Tragic incidents only deepen this erosion of trust. In early January 2026, Tashkent sent official diplomatic notes to Russian authorities following the death of an Uzbek citizen after a security raid in Khabarovsk. The incident dates back to December 12, when special forces stormed a café, beat several Uzbek nationals, and left one of them in a coma; he later died. Reports indicate that another victim remains in critical condition. Uzbekistan’s consulate demanded a thorough investigation, highlighting growing concern over the safety of its citizens in Russia.
For labor-exporting countries, such cases send a clear message: the old migration model no longer guarantees either economic benefits or basic security for their nationals. Under these circumstances, seeking alternatives becomes not a matter of preference but a strategic necessity.
This is where the Middle Eastern vector — above all, the Gulf states — comes into sharper focus. Saudi Arabia, implementing its ambitious Vision 2030 transformation agenda, requires large numbers of workers across multiple sectors, from health care and social services to engineering and technical professions. Foreign labor already accounts for more than 40 percent of the kingdom’s workforce, a figure expected to grow as development projects accelerate.

Source: Kun.Uz
What distinguishes the Gulf approach is its pragmatism. These states are not seeking an uncontrolled influx of cheap labor but rather a managed, skills-oriented migration model with clear rules and long-term planning. Uzbekistan’s proposal to establish training centers tailored to Saudi requirements reflects this logic. For Tashkent, it represents an opportunity to rethink the philosophy of labor migration itself — moving away from exporting unskilled labor toward supplying trained specialists.
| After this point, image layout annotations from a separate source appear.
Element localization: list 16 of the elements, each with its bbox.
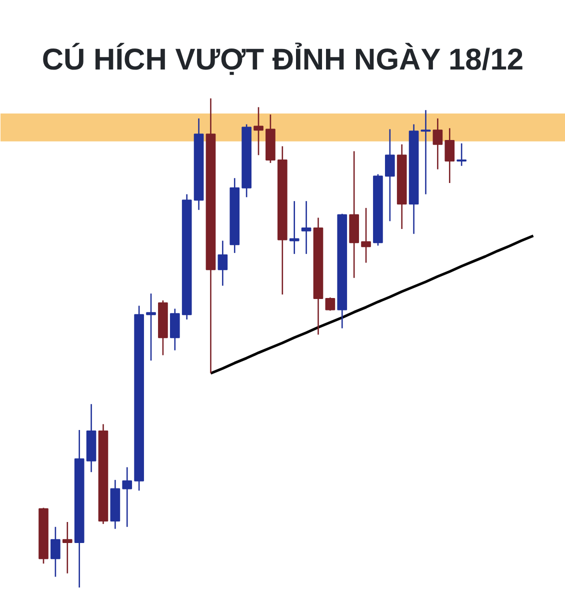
candlestick	[420, 109, 431, 195]
candlestick	[325, 296, 336, 312]
candlestick	[456, 142, 466, 167]
candlestick	[444, 128, 455, 184]
candlestick	[62, 521, 72, 574]
candlestick	[146, 292, 156, 362]
candlestick	[384, 128, 395, 222]
candlestick	[301, 200, 312, 255]
candlestick	[170, 308, 180, 351]
candlestick	[218, 240, 228, 286]
candlestick	[50, 526, 60, 578]
candlestick	[361, 207, 371, 264]
candlestick	[432, 118, 443, 170]
candlestick	[254, 106, 264, 156]
candlestick	[122, 466, 132, 528]
chart-title: CÚ HÍCH VƯỢT ĐỈNH NGÀY 18/12	[42, 42, 524, 76]
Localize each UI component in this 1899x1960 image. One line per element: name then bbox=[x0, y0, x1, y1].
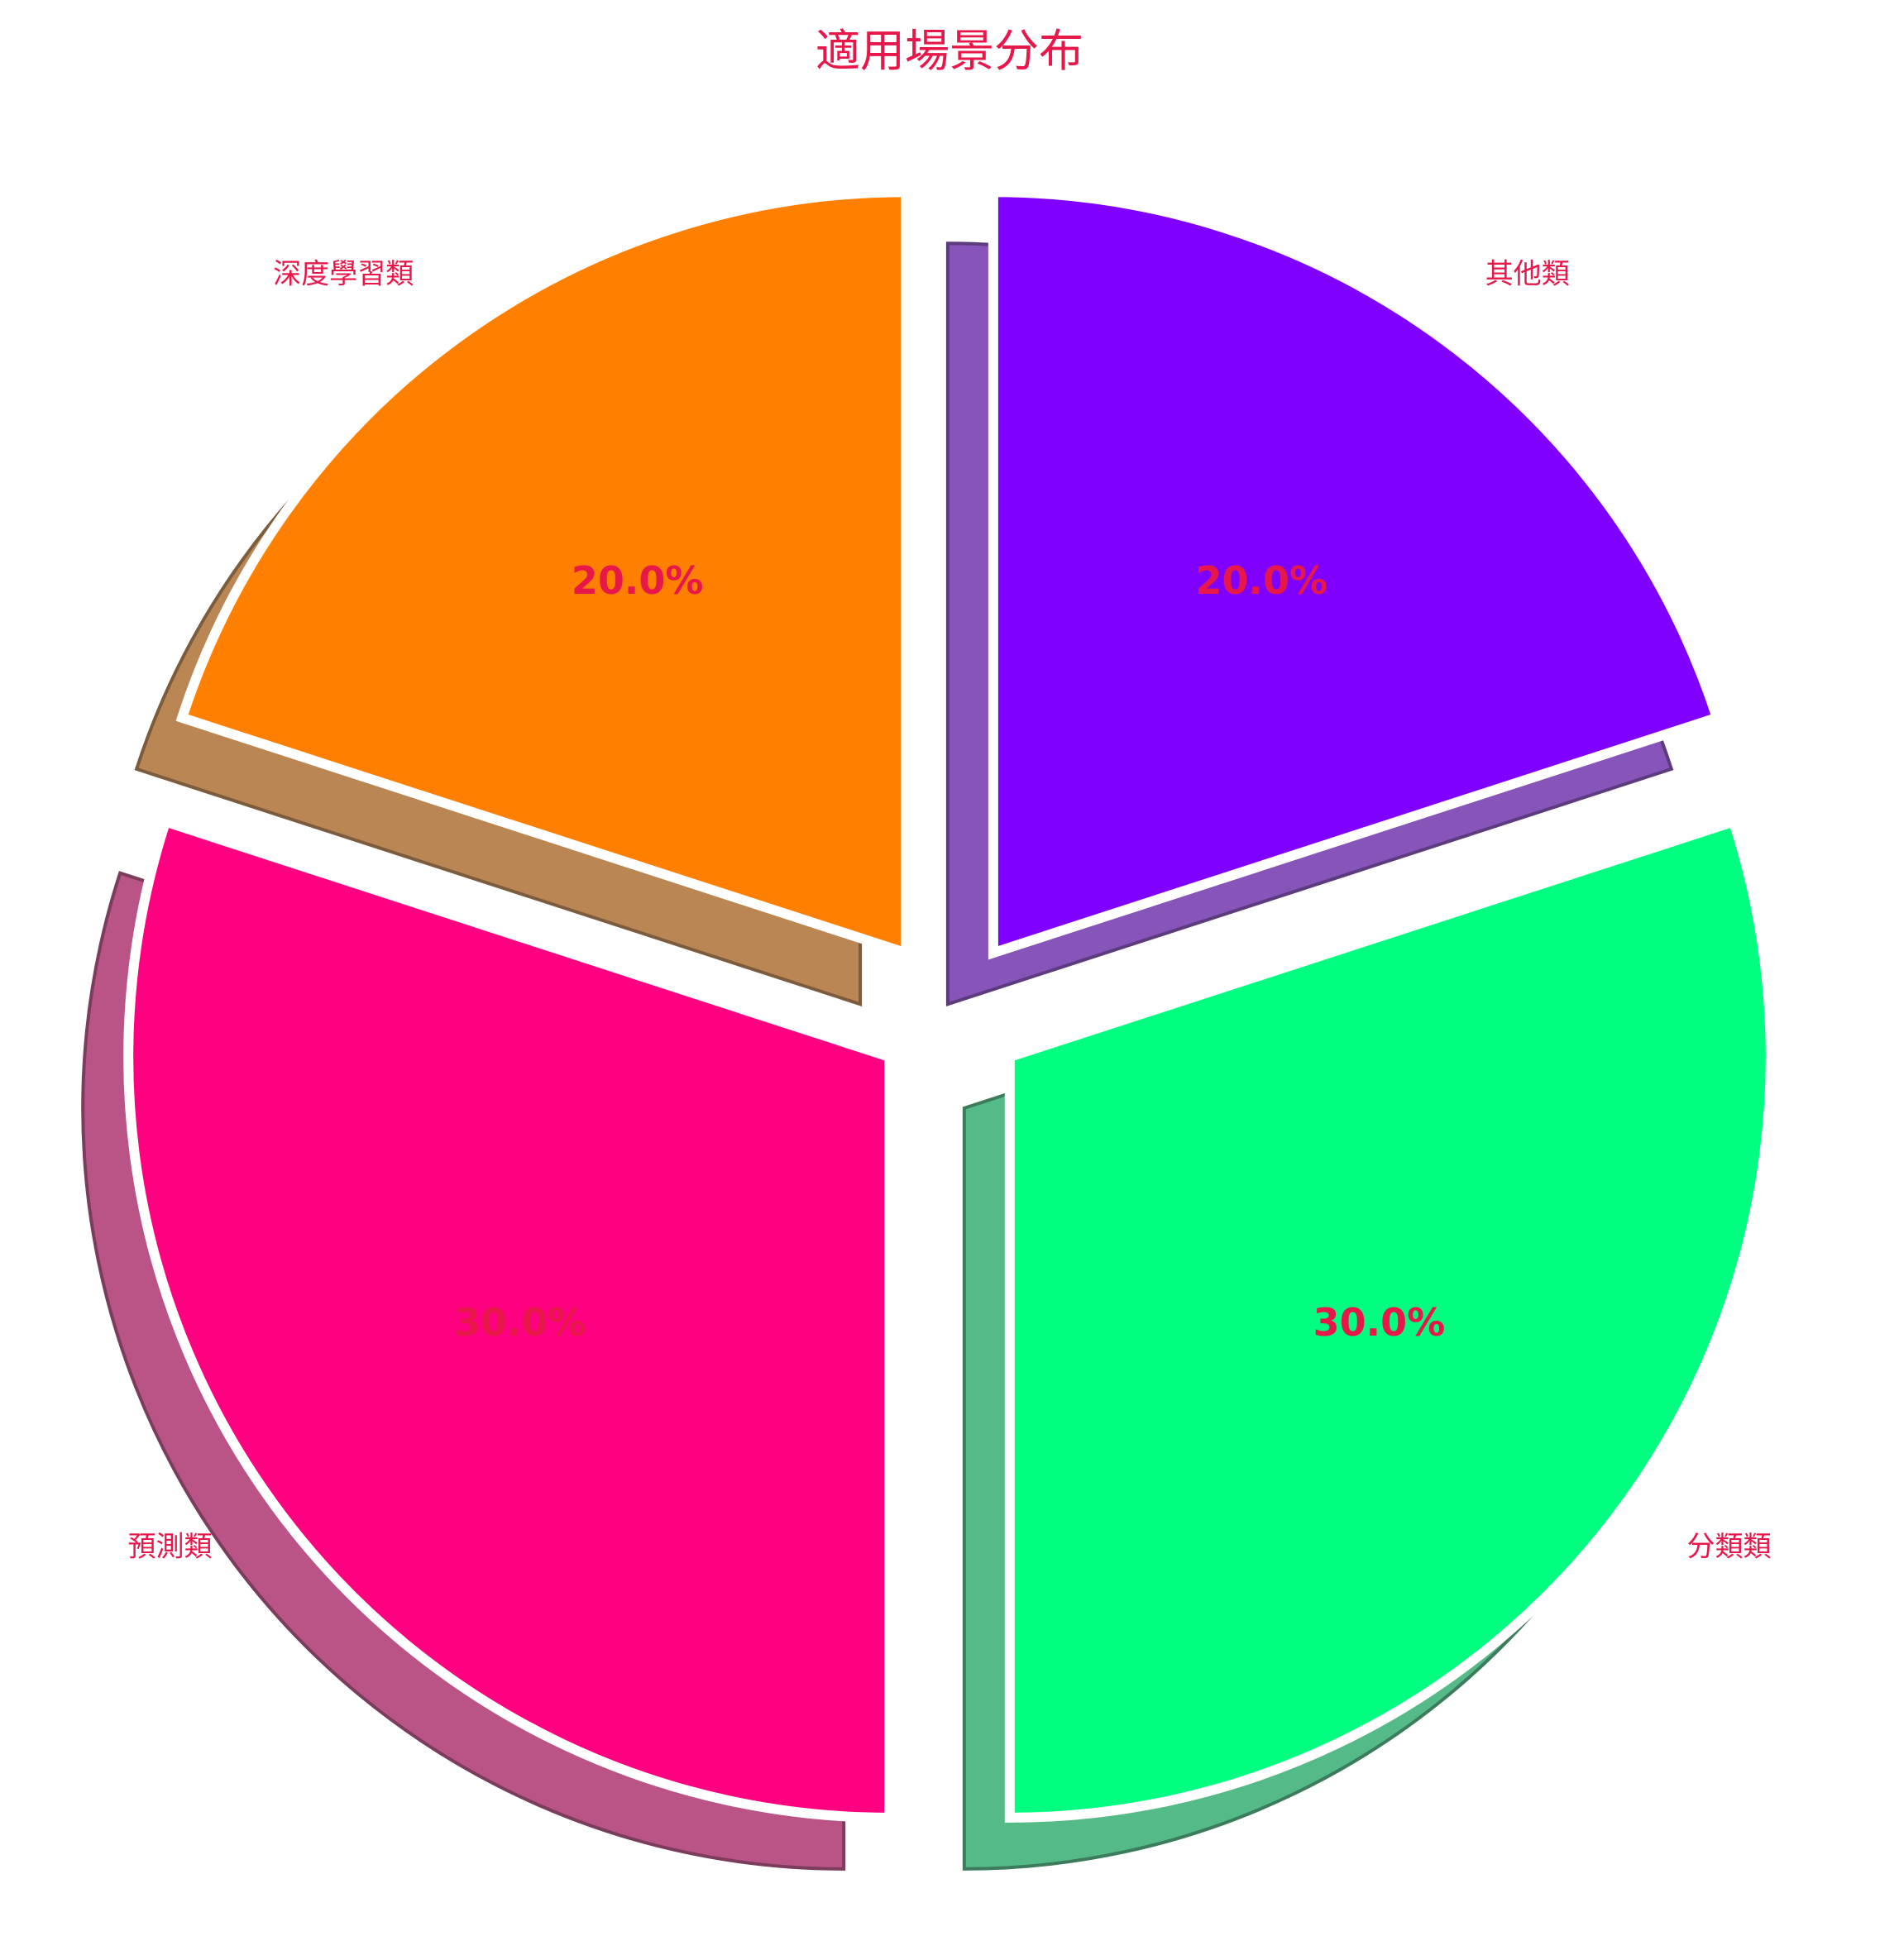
slice-3-category-label: 其他類 bbox=[1485, 257, 1570, 290]
slice-2 bbox=[1004, 815, 1776, 1823]
slice-3-percent-label: 20.0% bbox=[1196, 558, 1328, 603]
slice-0-percent-label: 20.0% bbox=[572, 558, 704, 603]
slice-2-percent-label: 30.0% bbox=[1313, 1300, 1446, 1345]
slice-3 bbox=[988, 187, 1724, 960]
slice-layer bbox=[123, 187, 1776, 1823]
slice-1-category-label: 預測類 bbox=[127, 1531, 212, 1564]
chart-title: 適用場景分布 bbox=[816, 25, 1083, 77]
label-layer: 20.0% 深度學習類 30.0% 預測類 30.0% 分類類 20.0% 其他類 bbox=[127, 257, 1771, 1563]
slice-1-percent-label: 30.0% bbox=[454, 1300, 586, 1345]
slice-2-category-label: 分類類 bbox=[1687, 1531, 1772, 1564]
slice-0 bbox=[175, 187, 911, 960]
slice-0-category-label: 深度學習類 bbox=[273, 257, 414, 290]
slice-1 bbox=[123, 815, 895, 1823]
For migrants, the implications are significant: legal employment, higher incomes, and greater social protection. For Central Asian governments, diversification of labor destinations reduces vulnerability to policy shocks in any single market. Uzbekistan has already begun expanding the geography of its labor migration, with the Middle East and parts of East Asia playing an increasingly prominent role.
Russia, meanwhile, is voluntarily relinquishing its long-standing position as a migration hub. The consequences extend far beyond the immediate loss of migrant labor. Moscow is forfeiting economic interdependence with neighboring states, weakening long-established human networks, and eroding its reputation as a predictable actor in Eurasia. Reduced migration flows are likely to push up costs in construction, utilities, transport, and services, fueling inflation and delaying infrastructure projects. Russia’s demographic challenges make it unrealistic to replace this labor shortfall with domestic resources in the medium term.
Even more damaging is the loss of soft power. For decades, labor migration functioned as a channel of social and economic integration between Russia and Central Asia, reinforcing interpersonal ties and mutual dependence. By alienating migrants through administrative pressure and selective discrimination, Russia is dismantling this mechanism itself, creating space for competitors ranging from Gulf states to China and Southeast Asia. Once migrants gain legal experience, higher wages, and social guarantees elsewhere, convincing them to return to Russia may prove exceedingly difficult, even if demand resurges.
In this sense, the shrinking migrant presence in Russia does not signal declining demand for Central Asian labor. On the contrary, the global labor market is opening new directions and opportunities. The Saudi–Uzbek partnership illustrates a broader trend toward diversified, professionalized labor mobility.
Russia, however, risks emerging as the clear loser — not because migrants are leaving, but because its own policies are ensuring they no longer wish to come back.